Dianne Millen reports on an attempted Scottish breakaway
Reports of the demise of the Scottish Football League (SFL) appear greatly exaggerated. Member clubs have overwhelmingly rejected the controversial proposal to create a second Scottish Premier League division – imaginatively entitled “SPL2”.
Driven by a clutch of the larger First Division clubs, talk of a breakaway in some form has been ongoing for over a year. This latest proposal, however, was the most detailed and extensive yet. The Scottish Premier League (SPL) kicked off matters last August when it invited ten SFL clubs to form the SPL2, beginning in summer 2008. A working party was set up to investigate this project and its report, laid before a meeting of the 30 SFL clubs at the end of April, recommended opening talks with the SPL about the practical steps needed for restructure. Another resolution recommended approaching the Scottish Football Association (SFA) to arbitrate the ongoing dispute over how the £1.6 million compensation paid to the lower-league clubs by the SPL (as a condition of its formation) might be distributed in the event of a breakaway.
However, despite the vocal support for change from some quarters, most notably Livingston chairman Pearse Flynn and Dundee’s Davie McKinnon, only eight of the 30 SFL clubs (five of which were from the First Division) voted in favour of the restructuring. The arbitration proposal was passed and talks are expected to commence within a month. Although most attendees were reluctant to go into specifics, Alloa owner Mike Mulraney implied that the dominant view was that the SFL should revitalise itself rather than turning to the SPL for assistance.
The other proposals discussed at the meeting, to redistribute existing funds and restructure commercially, “will lead to an invigoration of the SFL”, he suggested. “The 30 clubs represent the length and breadth of Scotland and we’ve got something to sell.” Conversely, Livingston chief executive Vivian Kyles felt that the vote simply indicated a desire to resolve the compensation dispute before deciding on restructure and that the SPL2 proposal would be back on the table, with the other five First Division clubs ready to support it once this had been achieved.
Whether change is evolutionary, as Mulraney proposes, or the revolution favoured by Flynn, some variant now seems inevitable. The “breakaway” clubs might go anyway, pending a legal opinion on what notice is required under the rules; this opinion may also drive a reconsideration of SPL2. Even if neither option is taken, it is hardly surprising that, at the very least, the clubs want to improve the management of the SFL, given that they had neither a TV deal nor a sponsor this season. While the football may not be silky at this level, it is competitive and entertaining. Compare Gretna beating St Johnstone to the title with the last kick of the last game with the inevitable Old Firm walkover that is the SPL and it deserves more attention and support.

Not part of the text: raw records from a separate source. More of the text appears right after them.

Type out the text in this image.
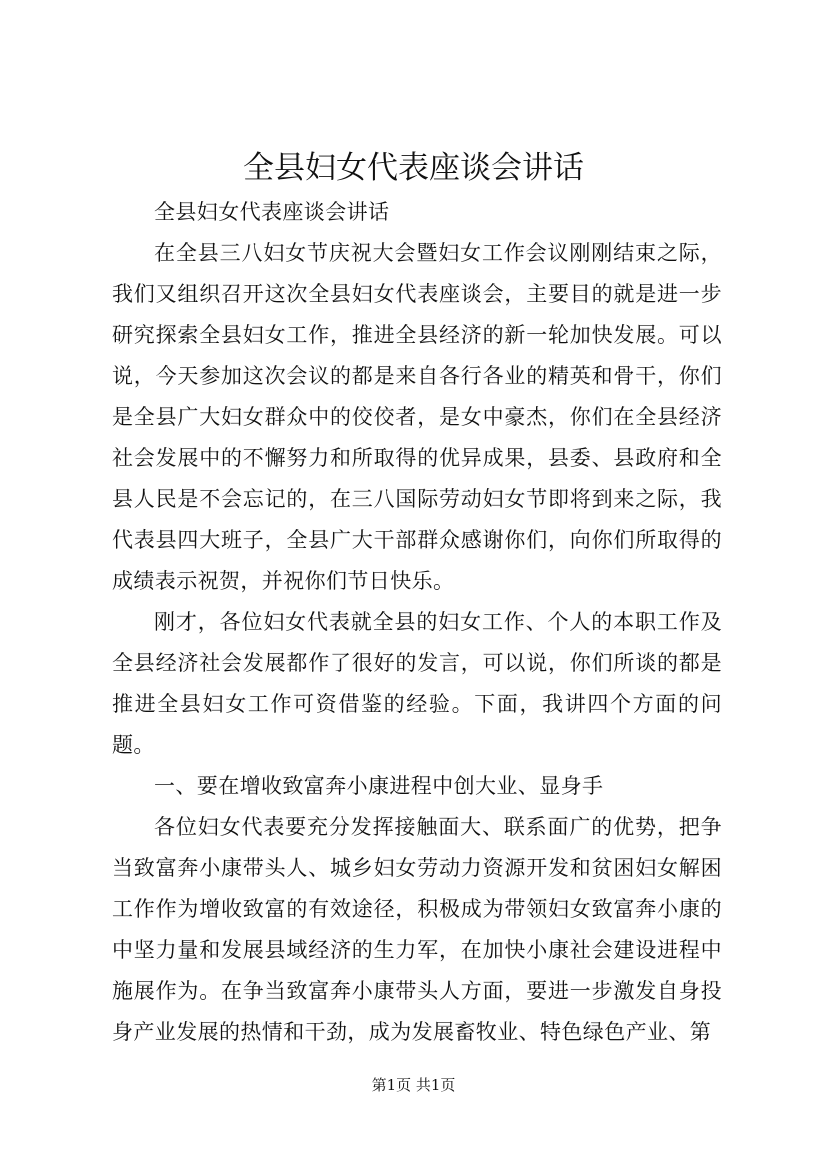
全县妇女代表座谈会讲话

全县妇女代表座谈会讲话

在全县三八妇女节庆祝大会暨妇女工作会议刚刚结束之际，我们又组织召开这次全县妇女代表座谈会，主要目的就是进一步研究探索全县妇女工作，推进全县经济的新一轮加快发展。可以说，今天参加这次会议的都是来自各行各业的精英和骨干，你们是全县广大妇女群众中的佼佼者，是女中豪杰，你们在全县经济社会发展中的不懈努力和所取得的优异成果，县委、县政府和全县人民是不会忘记的，在三八国际劳动妇女节即将到来之际，我代表县四大班子，全县广大干部群众感谢你们，向你们所取得的成绩表示祝贺，并祝你们节日快乐。

刚才，各位妇女代表就全县的妇女工作、个人的本职工作及全县经济社会发展都作了很好的发言，可以说，你们所谈的都是推进全县妇女工作可资借鉴的经验。下面，我讲四个方面的问题。

一、要在增收致富奔小康进程中创大业、显身手

各位妇女代表要充分发挥接触面大、联系面广的优势，把争当致富奔小康带头人、城乡妇女劳动力资源开发和贫困妇女解困工作作为增收致富的有效途径，积极成为带领妇女致富奔小康的中坚力量和发展县域经济的生力军，在加快小康社会建设进程中施展作为。在争当致富奔小康带头人方面，要进一步激发自身投身产业发展的热情和干劲，成为发展畜牧业、特色绿色产业、第

第1页 共1页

Some of the reasons for this commercial lethargy were described in a report commissioned by the SFL themselves earlier this year, which brutally criticised an over-staffed, bureaucratic organisation lacking business acumen. Although senior SFL officials rejected the report, with president John Smith claiming, somewhat implausibly, that the league was “the best administrative organisation in the UK”, there is a palpable sense of frustration among the bigger clubs with the recent commercial stagnation. Whatever is ultimately decided on SPL2, the SFL are likely to come under increasing pressure to change their own governance.

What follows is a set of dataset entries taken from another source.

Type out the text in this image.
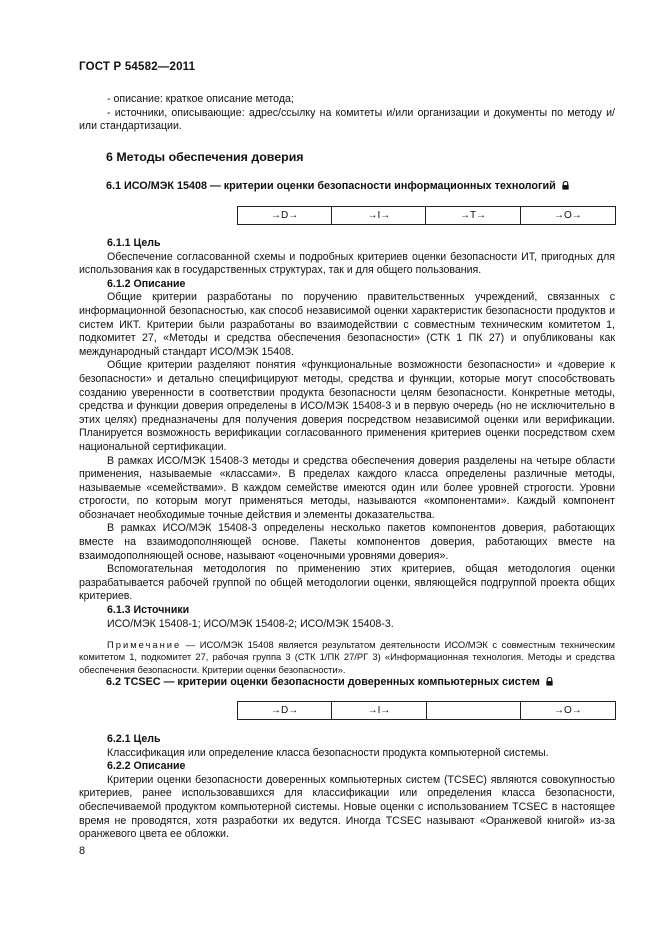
ГОСТ Р 54582—2011

- описание: краткое описание метода;

- источники, описывающие: адрес/ссылку на комитеты и/или организации и документы по методу и/или стандартизации.

6 Методы обеспечения доверия
6.1 ИСО/МЭК 15408 — критерии оценки безопасности информационных технологий
→D→	→I→	→T→	→O→

6.1.1 Цель

Обеспечение согласованной схемы и подробных критериев оценки безопасности ИТ, пригодных для использования как в государственных структурах, так и для общего пользования.

6.1.2 Описание

Общие критерии разработаны по поручению правительственных учреждений, связанных с информационной безопасностью, как способ независимой оценки характеристик безопасности продуктов и систем ИКТ. Критерии были разработаны во взаимодействии с совместным техническим комитетом 1, подкомитет 27, «Методы и средства обеспечения безопасности» (СТК 1 ПК 27) и опубликованы как международный стандарт ИСО/МЭК 15408.

Общие критерии разделяют понятия «функциональные возможности безопасности» и «доверие к безопасности» и детально специфицируют методы, средства и функции, которые могут способствовать созданию уверенности в соответствии продукта безопасности целям безопасности. Конкретные методы, средства и функции доверия определены в ИСО/МЭК 15408-3 и в первую очередь (но не исключительно в этих целях) предназначены для получения доверия посредством независимой оценки или верификации. Планируется возможность верификации согласованного применения критериев оценки посредством схем национальной сертификации.

В рамках ИСО/МЭК 15408-3 методы и средства обеспечения доверия разделены на четыре области применения, называемые «классами». В пределах каждого класса определены различные методы, называемые «семействами». В каждом семействе имеются один или более уровней строгости. Уровни строгости, по которым могут применяться методы, называются «компонентами». Каждый компонент обозначает необходимые точные действия и элементы доказательства.

В рамках ИСО/МЭК 15408-3 определены несколько пакетов компонентов доверия, работающих вместе на взаимодополняющей основе. Пакеты компонентов доверия, работающих вместе на взаимодополняющей основе, называют «оценочными уровнями доверия».

Вспомогательная методология по применению этих критериев, общая методология оценки разрабатывается рабочей группой по общей методологии оценки, являющейся подгруппой проекта общих критериев.

6.1.3 Источники

ИСО/МЭК 15408-1; ИСО/МЭК 15408-2; ИСО/МЭК 15408-3.

Примечание — ИСО/МЭК 15408 является результатом деятельности ИСО/МЭК с совместным техническим комитетом 1, подкомитет 27, рабочая группа 3 (СТК 1/ПК 27/РГ 3) «Информационная технология. Методы и средства обеспечения безопасности. Критерии оценки безопасности».

6.2 TCSEC — критерии оценки безопасности доверенных компьютерных систем
→D→	→I→		→O→

6.2.1 Цель

Классификация или определение класса безопасности продукта компьютерной системы.

6.2.2 Описание

Критерии оценки безопасности доверенных компьютерных систем (TCSEC) являются совокупностью критериев, ранее использовавшихся для классификации или определения класса безопасности, обеспечиваемой продуктом компьютерной системы. Новые оценки с использованием TCSEC в настоящее время не проводятся, хотя разработки их ведутся. Иногда TCSEC называют «Оранжевой книгой» из-за оранжевого цвета ее обложки.

8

Equally, however, as Mulraney points out, the SFL are a diverse federation, encompassing smaller, part-time clubs such as Arbroath and Queen of the South as well as the bigger outfits with full-time professional players such as St Johnstone and Livingston – but with each having the same voting power, as democracy rightly requires. It is questionable that a single organisation can continue to represent all their interests, especially when the SPL are dangling such a sizeable carrot at the larger clubs; according to reports, the SPL2 clubs could find themselves four times better off. Clydesdale Bank has also declared itself willing to sponsor the new division. One hopes, however, that the interests of the smaller outfits will not be forgotten and that the opportunity is taken to restructure and renew in a way that benefits all levels of the game.